🤖 AI Summary
Existing non-ergodic ground motion models (GMMs) rely on Gaussian processes (GPs) with pre-specified covariance functions, suffering from computational intractability and poor scalability for large-scale predictions. To address this, we propose CGM-FAS, the first conditional generative model for non-ergodic path-effect modeling—introducing a conditional variational autoencoder (CVAE) that uses geographic coordinates as conditioning variables to learn, end-to-end, the joint spatial–frequency correlations of Fourier amplitude spectra (FAS), thereby eliminating dependence on hand-crafted covariance structures. CGM-FAS integrates geospatial embeddings with a multi-frequency joint generation mechanism. Evaluated on the San Francisco Bay Area dataset, it achieves prediction accuracy comparable to state-of-the-art GPs. A single inference pass generates FAS path corrections for 10,000 sites across 1,000 frequencies in under 10 seconds, consuming only several gigabytes of memory—demonstrating substantial gains in computational efficiency and scalability.
📝 Abstract
Recent developments in non-ergodic ground-motion models (GMMs) explicitly model systematic spatial variations in source, site, and path effects, reducing standard deviation to 30-40% of ergodic models and enabling more accurate site-specific seismic hazard analysis.
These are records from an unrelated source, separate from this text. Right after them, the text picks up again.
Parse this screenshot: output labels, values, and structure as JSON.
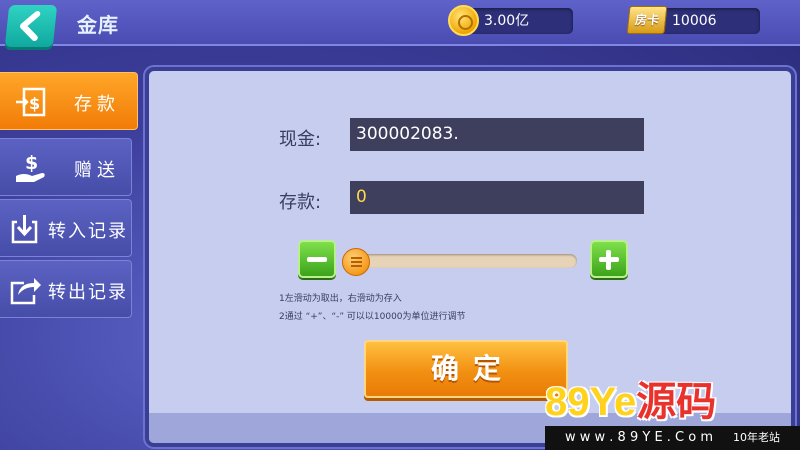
{
  "header": {
    "title": "金库",
    "gold_value": "3.00亿",
    "room_card_label": "房卡",
    "room_card_value": "10006"
  },
  "sidebar": {
    "items": [
      {
        "label": "存款",
        "icon": "deposit-icon",
        "active": true
      },
      {
        "label": "赠送",
        "icon": "dollar-hand-icon",
        "active": false
      },
      {
        "label": "转入记录",
        "icon": "download-icon",
        "active": false
      },
      {
        "label": "转出记录",
        "icon": "share-icon",
        "active": false
      }
    ]
  },
  "form": {
    "cash_label": "现金:",
    "cash_value": "300002083.",
    "deposit_label": "存款:",
    "deposit_value": "0",
    "slider_value": 0,
    "hint_1": "1左滑动为取出，右滑动为存入",
    "hint_2": "2通过 “+”、“-” 可以以10000为单位进行调节",
    "confirm_label": "确定"
  },
  "watermark": {
    "brand_digits": "89",
    "brand_latin": "Ye",
    "brand_cn": "源码",
    "url": "w w w . 8 9 Y E . C o m",
    "tagline": "10年老站"
  },
  "colors": {
    "accent_orange": "#f17c07",
    "accent_green": "#3ca31b",
    "panel_bg": "#c6cdee",
    "teal_back": "#10a99f"
  }
}
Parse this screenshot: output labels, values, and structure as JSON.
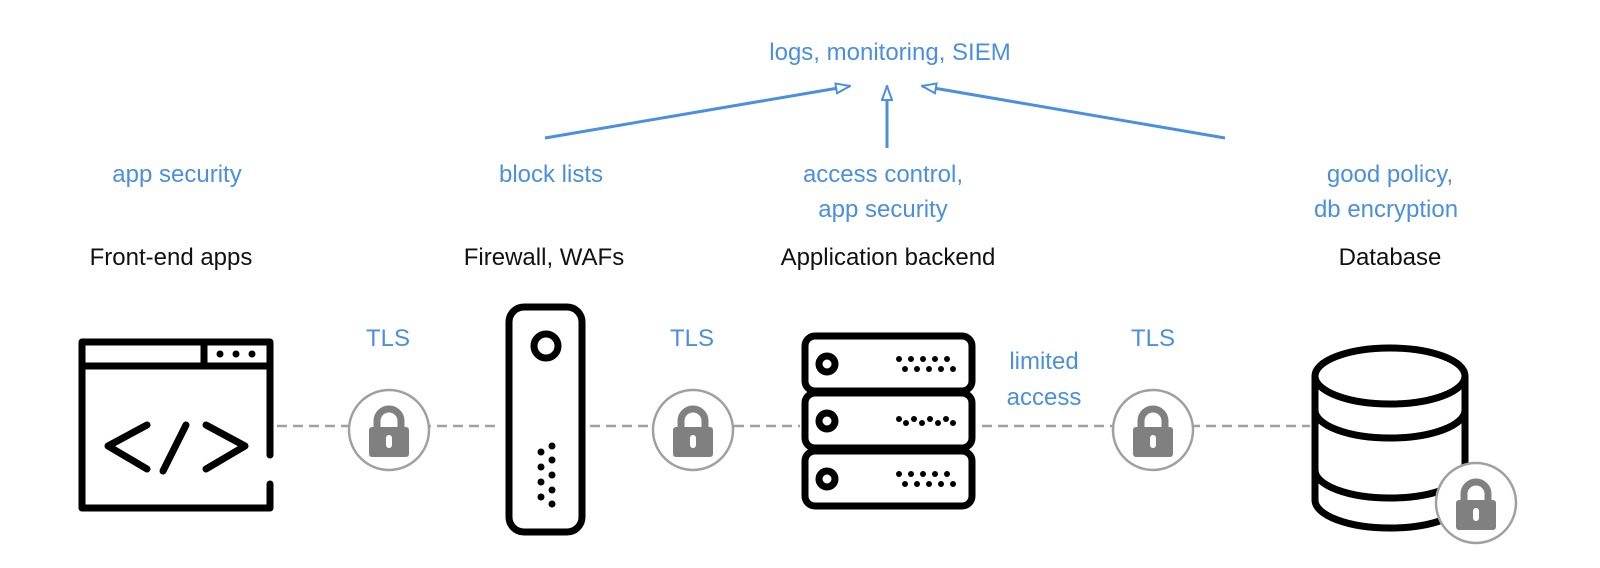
{
  "top": {
    "label": "logs, monitoring, SIEM"
  },
  "annotations": {
    "frontend": "app security",
    "firewall": "block lists",
    "backend_line1": "access control,",
    "backend_line2": "app security",
    "database_line1": "good policy,",
    "database_line2": "db encryption"
  },
  "components": {
    "frontend": "Front-end apps",
    "firewall": "Firewall, WAFs",
    "backend": "Application backend",
    "database": "Database"
  },
  "links": {
    "tls1": "TLS",
    "tls2": "TLS",
    "tls3": "TLS",
    "limited_line1": "limited",
    "limited_line2": "access"
  },
  "colors": {
    "accent": "#4a8fe0",
    "lock": "#808080",
    "line": "#a0a0a0"
  }
}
Current non-ergodic GMMs rely on Gaussian Process (GP) methods with prescribed correlation functions and thus have computational limitations for large-scale predictions. This study proposes a deep-learning approach called Conditional Generative Modeling for Fourier Amplitude Spectra (CGM-FAS) as an alternative to GP-based methods for modeling non-ergodic path effects in Fourier Amplitude Spectra (FAS). CGM-FAS uses a Conditional Variational Autoencoder architecture to learn spatial patterns and interfrequency correlation directly from data by using geographical coordinates of earthquakes and stations as conditional variables. Using San Francisco Bay Area earthquake data, we compare CGM-FAS against a recent GP-based GMM for the region and demonstrate consistent predictions of non-ergodic path effects. Additionally, CGM-FAS offers advantages compared to GP-based approaches in learning spatial patterns without prescribed correlation functions, capturing interfrequency correlations, and enabling rapid predictions, generating maps for 10,000 sites across 1,000 frequencies within 10 seconds using a few GB of memory. CGM-FAS hyperparameters can be tuned to ensure generated path effects exhibit variability consistent with the GP-based empirical GMM. This work demonstrates a promising direction for efficient non-ergodic ground-motion prediction across multiple frequencies and large spatial domains.